L’intranet à valeur ajouté : un intranet libéré
La richesse du capital social de l'entreprise
Mots-clés : Cration de valeur, compétitivité, intranet, social
Encore trop souvent l’intranet est vu comme une réussite technique incorporant les dernières subtilités permettant de distinguer personnalisation de personnalisable, des interfaces en ajax, du web 2.0 à toutes les sauces.
En fait ces « révolutions » ne suffisent pas à élever un intranet comme outil de développement et de performance.
De grands progrès ont été fait avec la mise en place des portails, des workflow… mais quel est le moteur de ces intranet ? Souvent une équipe avec des correspondants pour les grandes entreprises dont le travail est d’alimenter sans cesse la locomotive avec du charbon.
La qualité de ces équipes fait souvent celle de l’intranet mais ce mode de fonctionnement reste ancré sur les premiers intranet de contenus purs.
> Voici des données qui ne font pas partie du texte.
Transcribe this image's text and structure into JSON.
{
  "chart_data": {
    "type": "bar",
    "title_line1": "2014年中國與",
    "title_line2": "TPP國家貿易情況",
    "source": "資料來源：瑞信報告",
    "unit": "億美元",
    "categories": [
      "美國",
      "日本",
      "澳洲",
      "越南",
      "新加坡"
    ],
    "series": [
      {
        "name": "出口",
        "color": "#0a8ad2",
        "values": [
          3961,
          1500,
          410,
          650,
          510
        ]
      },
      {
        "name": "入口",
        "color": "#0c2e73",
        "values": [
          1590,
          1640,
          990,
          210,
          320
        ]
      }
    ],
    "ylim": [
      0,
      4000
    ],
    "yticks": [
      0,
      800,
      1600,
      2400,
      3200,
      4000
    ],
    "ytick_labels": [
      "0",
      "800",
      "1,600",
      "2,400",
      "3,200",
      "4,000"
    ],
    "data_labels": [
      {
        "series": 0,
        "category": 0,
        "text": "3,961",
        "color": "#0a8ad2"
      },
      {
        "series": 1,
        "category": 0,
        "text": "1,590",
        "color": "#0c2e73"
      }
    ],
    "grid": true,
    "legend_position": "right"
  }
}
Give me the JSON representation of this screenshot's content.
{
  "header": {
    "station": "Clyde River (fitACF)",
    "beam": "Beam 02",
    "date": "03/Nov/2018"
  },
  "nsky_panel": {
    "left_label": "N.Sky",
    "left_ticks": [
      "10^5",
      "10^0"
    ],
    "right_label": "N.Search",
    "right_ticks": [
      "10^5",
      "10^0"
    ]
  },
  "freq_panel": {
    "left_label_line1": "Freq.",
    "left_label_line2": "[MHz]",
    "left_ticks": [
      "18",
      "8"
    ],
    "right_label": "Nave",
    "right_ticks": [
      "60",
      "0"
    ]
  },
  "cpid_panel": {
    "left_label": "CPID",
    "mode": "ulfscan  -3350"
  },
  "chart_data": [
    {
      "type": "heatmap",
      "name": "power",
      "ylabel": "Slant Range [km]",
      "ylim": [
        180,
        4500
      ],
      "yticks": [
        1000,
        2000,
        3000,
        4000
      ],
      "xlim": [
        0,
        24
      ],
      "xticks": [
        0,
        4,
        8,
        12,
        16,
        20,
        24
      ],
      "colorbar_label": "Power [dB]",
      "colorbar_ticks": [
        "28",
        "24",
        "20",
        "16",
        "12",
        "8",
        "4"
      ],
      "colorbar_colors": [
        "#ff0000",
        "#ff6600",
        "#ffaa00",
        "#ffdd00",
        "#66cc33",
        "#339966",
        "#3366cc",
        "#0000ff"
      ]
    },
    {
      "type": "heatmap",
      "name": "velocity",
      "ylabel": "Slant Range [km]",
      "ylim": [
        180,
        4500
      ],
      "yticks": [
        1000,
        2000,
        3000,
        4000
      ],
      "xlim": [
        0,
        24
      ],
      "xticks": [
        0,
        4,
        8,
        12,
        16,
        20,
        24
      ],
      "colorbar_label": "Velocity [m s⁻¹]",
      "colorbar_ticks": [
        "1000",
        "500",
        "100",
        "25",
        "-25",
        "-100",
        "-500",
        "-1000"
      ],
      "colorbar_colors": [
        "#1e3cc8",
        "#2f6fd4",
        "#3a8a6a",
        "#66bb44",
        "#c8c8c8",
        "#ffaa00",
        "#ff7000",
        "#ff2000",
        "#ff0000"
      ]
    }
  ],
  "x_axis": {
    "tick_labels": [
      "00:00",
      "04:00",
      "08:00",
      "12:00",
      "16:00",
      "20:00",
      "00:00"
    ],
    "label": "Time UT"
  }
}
Les mutations actuelles de notre tissu industriel et économique montre le basculement vers l’économie de la connaissance et le déclin de celle de production simple qui sera assurée en grande partie par d’autres pays.
Cette mutation va demander une souplesse, une réactivité, une interconnectivité bien plus développées qu’actuellement. Les réseaux et les communautés vont donc revenir au centre de nos modes de fonctionnement et si l’intranet n’offre pas une accélération des échanges par la virtualisation et la densification des échanges, il ne répond pas aux besoins de l’entreprise de demain.
L’intranet de demain doit continuer à assurer le minimum actuel mais doit surtout permettre de libérer les flux d’échanges et les sources d’innovation en levant les difficultés à lancer un projet, une communauté, des échanges et contributions sur intranet. Il ne peut le faire seulement par une offre technique mais par une compréhension globale de l’importance du développement spontané de communauté de savoir ou de pratique et un accompagnement managérial démontrant la valeur des contributions et échanges.
Actuellement en pleine frénésie de web 2.0 on peut être amené à voir l’arbre et non la forêt, voir les videoblogs, les applications de second life, etc… mais ne pas travailler sur l’envie et la possibilité de chaque salarié de devenir un acteur de l’intranet et la nécessité d’y parvenir pour basculer vers l’entreprise de demain. Travailler une fois de plus sur la technique et non les usages et la stratégie et raté la prochaine échéance d’élévation du niveau de conccurence.
Depuis le temps que nous affirmons que la plus grande richesse de l'entreprise ce sont les hommes qui la compose et que le capital le plus important n'est plus matériel mais immatériel (Hello Google et bon courageGM) il serait temps de le traduire en actions afin de développer les nouveaux usages individuels créateurs de valeur.